La diffusion des keyloggers se fait en utilisant les mêmes vecteurs que les spywares et les virus informatiques. Cette facette du problème est donc connue, à défaut d'être maîtrisée et résolue. Il en est de même de la protection contre les keyloggers : il est nécessaire de maintenir une stricte prophylaxie d'utilisation des ressources informatiques, et de gérer leur bonne mise à jour. Mais, et cela est vrai pour tous les programmes malévolents, ces précautions ne suffisent pas. Il existe de nombreuses failles informatiques qui ne sont connues que de petits groupes d’individus, qui les utilisent avec précautions et les gardent jalousement. Au fil du temps, certaines de ces failles sont découvertes et corrigées, fermant un vecteur d’attaque. Mais il ne fait aucun doute que de nombreuses autres existent et sont activement utilisées. Un programme malévolent peut, en utilisant ces vulnérabilités « secrètes », pénétrer et s'installer dans un réseau qui ne serait protégé que par un système périphérique (ce qui est souvent le cas : le garde-barrière, point unique de sécurité du réseau ; la situation est encore plus simple pour un ordinateur individuel connecté au réseau sans une protection un tant soit peu sérieuse). Le programme ne sera pas détecté par les anti-virus (sinon, les vulnérabilités sur lesquelles il repose pour s’installer auraient été identifiées, à défaut d'être corrigées). Le keylogger est donc sur une ou plusieurs machines (voire toutes) de votre réseau, actif mais invisible aux outils classiques. Certains programmes malévolents prennent d’ailleurs la précaution de désactiver les mises à jour des anti-virus et autres outils de protection.

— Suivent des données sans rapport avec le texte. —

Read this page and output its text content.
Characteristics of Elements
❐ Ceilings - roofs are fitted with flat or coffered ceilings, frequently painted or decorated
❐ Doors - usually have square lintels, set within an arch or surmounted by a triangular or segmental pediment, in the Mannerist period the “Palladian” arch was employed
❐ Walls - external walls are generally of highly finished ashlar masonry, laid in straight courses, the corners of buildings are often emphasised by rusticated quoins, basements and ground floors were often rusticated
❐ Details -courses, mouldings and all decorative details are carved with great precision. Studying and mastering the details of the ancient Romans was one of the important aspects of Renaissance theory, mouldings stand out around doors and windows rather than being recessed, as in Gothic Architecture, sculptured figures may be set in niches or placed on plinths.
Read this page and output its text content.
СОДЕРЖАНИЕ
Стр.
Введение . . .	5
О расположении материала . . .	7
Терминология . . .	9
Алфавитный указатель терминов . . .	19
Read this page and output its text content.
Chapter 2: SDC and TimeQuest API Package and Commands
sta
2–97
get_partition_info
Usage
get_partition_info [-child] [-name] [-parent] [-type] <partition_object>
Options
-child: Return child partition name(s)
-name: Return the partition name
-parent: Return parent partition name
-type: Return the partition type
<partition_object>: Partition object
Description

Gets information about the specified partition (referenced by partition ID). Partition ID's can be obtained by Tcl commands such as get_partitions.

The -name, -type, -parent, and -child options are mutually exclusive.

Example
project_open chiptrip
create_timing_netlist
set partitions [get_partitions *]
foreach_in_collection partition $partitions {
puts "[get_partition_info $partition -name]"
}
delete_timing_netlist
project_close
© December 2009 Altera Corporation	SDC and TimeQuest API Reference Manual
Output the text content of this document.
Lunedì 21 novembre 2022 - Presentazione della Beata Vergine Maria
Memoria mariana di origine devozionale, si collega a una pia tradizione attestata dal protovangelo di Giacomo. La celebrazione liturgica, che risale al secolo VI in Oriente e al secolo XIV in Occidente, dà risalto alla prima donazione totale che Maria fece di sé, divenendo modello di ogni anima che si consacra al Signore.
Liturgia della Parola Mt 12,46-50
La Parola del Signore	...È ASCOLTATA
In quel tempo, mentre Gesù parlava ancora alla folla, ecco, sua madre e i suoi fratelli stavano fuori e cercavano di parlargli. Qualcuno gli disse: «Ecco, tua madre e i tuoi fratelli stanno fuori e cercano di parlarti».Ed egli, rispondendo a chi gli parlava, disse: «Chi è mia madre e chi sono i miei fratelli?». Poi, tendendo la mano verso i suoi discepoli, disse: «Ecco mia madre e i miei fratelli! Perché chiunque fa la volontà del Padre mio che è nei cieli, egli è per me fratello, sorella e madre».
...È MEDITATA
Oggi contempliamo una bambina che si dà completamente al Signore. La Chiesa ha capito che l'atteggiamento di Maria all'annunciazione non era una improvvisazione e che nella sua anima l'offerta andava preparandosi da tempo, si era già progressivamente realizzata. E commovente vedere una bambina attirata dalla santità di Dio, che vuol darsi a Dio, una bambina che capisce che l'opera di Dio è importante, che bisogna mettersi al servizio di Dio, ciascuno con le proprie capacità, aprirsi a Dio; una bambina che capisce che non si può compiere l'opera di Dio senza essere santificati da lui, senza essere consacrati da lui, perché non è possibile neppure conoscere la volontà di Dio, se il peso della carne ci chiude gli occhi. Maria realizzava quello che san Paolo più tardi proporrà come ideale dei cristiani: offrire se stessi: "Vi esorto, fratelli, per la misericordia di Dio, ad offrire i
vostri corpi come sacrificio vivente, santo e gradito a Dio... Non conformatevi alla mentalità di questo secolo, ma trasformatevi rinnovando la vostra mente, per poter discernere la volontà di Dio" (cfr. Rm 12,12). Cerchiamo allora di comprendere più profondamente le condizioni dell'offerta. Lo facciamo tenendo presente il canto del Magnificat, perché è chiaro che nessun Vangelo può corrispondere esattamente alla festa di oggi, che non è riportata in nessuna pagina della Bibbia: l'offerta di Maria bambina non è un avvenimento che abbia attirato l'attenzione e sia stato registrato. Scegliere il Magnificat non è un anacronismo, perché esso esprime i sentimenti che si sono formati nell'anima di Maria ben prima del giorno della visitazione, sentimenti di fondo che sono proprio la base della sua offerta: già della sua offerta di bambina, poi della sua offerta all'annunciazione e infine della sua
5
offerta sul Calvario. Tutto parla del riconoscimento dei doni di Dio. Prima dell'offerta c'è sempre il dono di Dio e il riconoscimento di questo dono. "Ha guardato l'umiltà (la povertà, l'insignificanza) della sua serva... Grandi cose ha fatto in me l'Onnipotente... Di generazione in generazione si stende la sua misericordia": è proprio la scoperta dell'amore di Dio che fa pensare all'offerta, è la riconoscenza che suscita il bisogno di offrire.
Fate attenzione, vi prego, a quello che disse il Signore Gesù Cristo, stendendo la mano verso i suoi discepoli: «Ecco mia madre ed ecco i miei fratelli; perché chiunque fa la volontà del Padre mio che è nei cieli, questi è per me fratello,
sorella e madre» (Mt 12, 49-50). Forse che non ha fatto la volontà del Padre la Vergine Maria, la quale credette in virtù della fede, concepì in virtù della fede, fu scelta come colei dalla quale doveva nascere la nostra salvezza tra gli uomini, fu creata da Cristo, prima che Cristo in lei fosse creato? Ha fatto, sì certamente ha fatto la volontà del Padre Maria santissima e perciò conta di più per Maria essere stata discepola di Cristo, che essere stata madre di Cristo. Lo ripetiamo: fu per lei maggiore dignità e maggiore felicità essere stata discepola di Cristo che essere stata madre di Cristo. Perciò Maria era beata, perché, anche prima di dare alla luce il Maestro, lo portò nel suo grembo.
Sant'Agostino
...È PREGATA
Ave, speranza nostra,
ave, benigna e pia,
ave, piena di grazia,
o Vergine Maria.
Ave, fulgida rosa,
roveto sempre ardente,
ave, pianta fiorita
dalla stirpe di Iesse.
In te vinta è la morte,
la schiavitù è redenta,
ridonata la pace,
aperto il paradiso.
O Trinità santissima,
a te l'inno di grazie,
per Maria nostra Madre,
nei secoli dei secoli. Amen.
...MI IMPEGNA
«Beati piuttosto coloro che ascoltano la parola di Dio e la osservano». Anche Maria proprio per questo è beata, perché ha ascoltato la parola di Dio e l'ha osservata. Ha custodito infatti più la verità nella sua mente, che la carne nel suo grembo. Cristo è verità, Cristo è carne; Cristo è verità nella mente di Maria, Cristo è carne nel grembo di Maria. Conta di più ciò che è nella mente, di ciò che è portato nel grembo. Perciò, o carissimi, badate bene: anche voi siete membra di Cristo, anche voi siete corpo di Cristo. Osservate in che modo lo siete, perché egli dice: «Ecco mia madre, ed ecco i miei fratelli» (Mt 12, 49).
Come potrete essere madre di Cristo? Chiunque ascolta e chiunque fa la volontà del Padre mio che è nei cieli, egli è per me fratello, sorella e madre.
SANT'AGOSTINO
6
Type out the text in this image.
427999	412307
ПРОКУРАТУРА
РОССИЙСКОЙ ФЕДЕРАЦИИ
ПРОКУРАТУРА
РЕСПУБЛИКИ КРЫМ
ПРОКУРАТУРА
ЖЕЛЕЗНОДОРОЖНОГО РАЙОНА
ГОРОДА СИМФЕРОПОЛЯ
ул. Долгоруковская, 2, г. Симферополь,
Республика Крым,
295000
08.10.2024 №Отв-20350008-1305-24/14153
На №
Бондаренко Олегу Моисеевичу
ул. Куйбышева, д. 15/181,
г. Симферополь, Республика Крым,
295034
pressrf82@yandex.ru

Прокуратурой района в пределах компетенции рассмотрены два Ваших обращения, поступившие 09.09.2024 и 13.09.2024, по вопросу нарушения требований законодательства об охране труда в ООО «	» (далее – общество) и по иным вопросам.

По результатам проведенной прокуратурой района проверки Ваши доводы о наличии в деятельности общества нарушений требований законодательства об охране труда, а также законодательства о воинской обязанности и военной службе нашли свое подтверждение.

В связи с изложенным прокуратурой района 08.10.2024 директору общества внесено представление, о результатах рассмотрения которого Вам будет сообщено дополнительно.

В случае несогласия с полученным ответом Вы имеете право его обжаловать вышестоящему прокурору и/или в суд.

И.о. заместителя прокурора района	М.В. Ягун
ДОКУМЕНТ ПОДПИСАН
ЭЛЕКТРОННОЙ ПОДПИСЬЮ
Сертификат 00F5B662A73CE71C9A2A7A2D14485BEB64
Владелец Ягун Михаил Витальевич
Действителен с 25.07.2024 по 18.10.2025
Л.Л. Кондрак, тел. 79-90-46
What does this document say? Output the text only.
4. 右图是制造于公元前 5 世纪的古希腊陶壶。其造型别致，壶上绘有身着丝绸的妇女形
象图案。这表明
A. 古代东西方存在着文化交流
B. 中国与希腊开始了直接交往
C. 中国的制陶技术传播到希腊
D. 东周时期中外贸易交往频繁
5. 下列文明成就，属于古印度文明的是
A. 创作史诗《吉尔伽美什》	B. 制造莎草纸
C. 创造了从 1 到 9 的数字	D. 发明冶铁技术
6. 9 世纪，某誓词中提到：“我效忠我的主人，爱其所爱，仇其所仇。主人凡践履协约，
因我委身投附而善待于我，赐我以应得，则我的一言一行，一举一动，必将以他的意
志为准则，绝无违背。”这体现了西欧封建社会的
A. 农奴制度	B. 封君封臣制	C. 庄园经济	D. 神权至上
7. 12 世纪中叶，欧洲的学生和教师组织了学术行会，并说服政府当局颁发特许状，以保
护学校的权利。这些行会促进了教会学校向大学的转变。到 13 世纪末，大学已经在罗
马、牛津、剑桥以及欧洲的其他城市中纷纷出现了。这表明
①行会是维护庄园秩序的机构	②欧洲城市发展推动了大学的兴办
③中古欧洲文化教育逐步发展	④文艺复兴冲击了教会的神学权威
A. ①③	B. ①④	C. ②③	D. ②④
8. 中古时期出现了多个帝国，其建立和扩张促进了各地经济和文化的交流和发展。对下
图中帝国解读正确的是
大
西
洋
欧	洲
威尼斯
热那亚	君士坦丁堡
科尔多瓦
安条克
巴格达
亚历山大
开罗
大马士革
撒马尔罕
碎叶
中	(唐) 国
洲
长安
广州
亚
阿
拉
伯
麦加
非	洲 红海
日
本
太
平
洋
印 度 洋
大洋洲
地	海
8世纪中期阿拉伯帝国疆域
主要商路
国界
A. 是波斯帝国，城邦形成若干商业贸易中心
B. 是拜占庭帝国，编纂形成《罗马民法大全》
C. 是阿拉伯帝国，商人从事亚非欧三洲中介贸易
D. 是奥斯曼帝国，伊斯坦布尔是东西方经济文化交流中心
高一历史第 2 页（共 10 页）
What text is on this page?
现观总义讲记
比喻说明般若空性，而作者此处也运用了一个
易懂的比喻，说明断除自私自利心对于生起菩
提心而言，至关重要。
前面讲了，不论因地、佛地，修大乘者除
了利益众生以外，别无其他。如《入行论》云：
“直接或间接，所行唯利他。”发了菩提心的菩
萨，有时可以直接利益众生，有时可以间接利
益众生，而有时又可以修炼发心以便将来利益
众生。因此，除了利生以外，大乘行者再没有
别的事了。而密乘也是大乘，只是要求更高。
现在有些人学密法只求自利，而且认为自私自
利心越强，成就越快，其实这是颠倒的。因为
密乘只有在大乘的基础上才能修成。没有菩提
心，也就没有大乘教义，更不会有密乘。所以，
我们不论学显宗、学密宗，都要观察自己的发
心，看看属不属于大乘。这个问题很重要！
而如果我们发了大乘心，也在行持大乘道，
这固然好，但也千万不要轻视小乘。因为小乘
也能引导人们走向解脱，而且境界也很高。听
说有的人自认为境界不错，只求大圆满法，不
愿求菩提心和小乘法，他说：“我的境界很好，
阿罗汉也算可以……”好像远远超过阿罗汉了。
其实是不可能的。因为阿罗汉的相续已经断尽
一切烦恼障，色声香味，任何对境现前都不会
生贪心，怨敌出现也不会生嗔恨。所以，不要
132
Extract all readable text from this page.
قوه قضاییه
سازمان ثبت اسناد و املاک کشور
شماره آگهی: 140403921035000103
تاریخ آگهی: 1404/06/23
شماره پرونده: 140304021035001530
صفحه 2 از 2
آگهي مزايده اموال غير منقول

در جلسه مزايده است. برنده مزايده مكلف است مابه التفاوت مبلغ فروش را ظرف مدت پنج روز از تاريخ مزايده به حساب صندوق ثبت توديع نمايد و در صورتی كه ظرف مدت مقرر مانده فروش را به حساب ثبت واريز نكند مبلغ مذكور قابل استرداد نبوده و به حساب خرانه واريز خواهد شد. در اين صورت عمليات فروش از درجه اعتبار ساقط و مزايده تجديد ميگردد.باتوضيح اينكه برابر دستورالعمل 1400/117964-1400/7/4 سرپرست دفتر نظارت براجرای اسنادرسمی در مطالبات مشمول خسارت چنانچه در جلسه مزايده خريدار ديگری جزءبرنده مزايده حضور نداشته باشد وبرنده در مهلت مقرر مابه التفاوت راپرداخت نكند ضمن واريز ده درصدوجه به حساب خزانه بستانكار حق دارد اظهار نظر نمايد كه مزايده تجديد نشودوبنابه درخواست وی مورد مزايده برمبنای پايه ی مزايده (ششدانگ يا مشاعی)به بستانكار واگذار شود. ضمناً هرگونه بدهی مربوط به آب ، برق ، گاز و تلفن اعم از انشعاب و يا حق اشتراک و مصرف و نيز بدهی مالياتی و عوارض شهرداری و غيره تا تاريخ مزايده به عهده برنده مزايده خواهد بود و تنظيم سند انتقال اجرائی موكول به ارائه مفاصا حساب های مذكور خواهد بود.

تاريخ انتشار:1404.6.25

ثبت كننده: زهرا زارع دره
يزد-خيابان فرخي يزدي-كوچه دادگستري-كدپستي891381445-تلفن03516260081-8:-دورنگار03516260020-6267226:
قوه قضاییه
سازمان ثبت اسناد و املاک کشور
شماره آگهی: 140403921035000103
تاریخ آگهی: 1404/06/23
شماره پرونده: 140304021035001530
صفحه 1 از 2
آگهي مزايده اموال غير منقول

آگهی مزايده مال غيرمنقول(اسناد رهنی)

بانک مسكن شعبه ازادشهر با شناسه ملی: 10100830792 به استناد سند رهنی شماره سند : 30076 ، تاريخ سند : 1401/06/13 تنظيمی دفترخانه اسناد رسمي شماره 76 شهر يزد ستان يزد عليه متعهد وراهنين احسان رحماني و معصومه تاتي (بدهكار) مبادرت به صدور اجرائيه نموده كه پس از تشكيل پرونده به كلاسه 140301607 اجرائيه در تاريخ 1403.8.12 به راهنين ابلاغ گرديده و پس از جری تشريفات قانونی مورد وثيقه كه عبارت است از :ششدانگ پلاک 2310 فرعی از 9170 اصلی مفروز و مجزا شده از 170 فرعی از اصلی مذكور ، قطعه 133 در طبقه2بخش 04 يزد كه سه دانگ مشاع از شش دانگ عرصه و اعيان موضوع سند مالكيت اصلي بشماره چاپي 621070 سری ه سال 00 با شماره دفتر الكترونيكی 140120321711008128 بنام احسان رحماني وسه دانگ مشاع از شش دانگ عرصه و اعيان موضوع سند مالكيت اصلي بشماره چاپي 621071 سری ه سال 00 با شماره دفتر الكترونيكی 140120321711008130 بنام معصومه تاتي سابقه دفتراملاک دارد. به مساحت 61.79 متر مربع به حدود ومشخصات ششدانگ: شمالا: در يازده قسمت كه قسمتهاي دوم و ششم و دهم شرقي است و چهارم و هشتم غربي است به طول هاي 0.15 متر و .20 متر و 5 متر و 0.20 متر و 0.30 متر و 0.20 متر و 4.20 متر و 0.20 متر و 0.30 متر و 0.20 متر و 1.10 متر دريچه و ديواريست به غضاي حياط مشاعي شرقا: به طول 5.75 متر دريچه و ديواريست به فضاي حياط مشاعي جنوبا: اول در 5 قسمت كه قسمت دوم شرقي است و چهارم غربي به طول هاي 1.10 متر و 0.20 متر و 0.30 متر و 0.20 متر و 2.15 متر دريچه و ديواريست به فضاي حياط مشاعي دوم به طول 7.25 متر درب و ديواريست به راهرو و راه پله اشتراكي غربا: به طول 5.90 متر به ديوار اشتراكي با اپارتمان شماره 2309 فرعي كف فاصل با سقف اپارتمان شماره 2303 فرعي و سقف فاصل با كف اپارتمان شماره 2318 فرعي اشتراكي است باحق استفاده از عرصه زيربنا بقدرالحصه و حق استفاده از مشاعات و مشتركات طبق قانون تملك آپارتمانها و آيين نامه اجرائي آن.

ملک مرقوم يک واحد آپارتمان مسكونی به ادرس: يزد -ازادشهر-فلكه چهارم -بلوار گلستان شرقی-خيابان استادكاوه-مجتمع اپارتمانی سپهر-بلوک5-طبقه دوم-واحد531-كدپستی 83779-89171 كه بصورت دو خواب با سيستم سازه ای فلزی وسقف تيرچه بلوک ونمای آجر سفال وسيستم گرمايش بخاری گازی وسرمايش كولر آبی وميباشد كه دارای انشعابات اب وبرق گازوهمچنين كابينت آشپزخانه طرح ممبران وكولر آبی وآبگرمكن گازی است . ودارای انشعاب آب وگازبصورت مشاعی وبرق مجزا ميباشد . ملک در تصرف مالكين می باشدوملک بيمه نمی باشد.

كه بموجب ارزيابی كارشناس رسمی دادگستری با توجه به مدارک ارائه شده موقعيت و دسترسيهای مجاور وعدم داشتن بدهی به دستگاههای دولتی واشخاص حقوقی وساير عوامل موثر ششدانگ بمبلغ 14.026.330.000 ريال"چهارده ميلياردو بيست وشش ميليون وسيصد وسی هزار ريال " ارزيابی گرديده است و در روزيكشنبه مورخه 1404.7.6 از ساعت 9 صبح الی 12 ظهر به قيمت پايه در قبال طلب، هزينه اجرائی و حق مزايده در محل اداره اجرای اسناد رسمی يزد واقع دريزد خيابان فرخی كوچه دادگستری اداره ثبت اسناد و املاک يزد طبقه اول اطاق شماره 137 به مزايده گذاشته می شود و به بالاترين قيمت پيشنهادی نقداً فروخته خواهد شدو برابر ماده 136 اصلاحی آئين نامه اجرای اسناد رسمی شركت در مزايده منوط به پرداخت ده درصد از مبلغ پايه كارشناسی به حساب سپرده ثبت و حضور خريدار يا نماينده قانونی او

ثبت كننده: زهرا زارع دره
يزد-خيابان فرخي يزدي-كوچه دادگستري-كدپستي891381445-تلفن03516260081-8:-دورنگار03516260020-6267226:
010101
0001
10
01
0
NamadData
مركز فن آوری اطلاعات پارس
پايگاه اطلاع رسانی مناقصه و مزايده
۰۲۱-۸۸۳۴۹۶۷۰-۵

La seule protection efficace : l'analyse du trafic réseau
Comment détecter un tel programme ? Par l’analyse du trafic réseau qu'il génère (c'est d'ailleurs ainsi que la société Sunbelt a fait sa découverte). Un keylogger, comme tout logiciel espion, n'existe que pour transmettre des informations vers les auteurs ou les clients de l'outil. Il envoie donc des informations sur le réseau, qui peuvent être interceptées et analysées. Cela n'est pas une tâche aisée, du fait du volume des données à analyser, mais c'est l'une des seules techniques vraiment efficaces dans ce type de situation. Nous soulignerons que cette tâche est facilitée par une architecture réseau pensée dans le sens de la sécurité. Et que ces mêmes réflexions préalables sur l’architecture et la sécurité peuvent empêcher un logiciel espion de communiquer avec l’extérieur, ou considérablement limiter sa liberté d’action.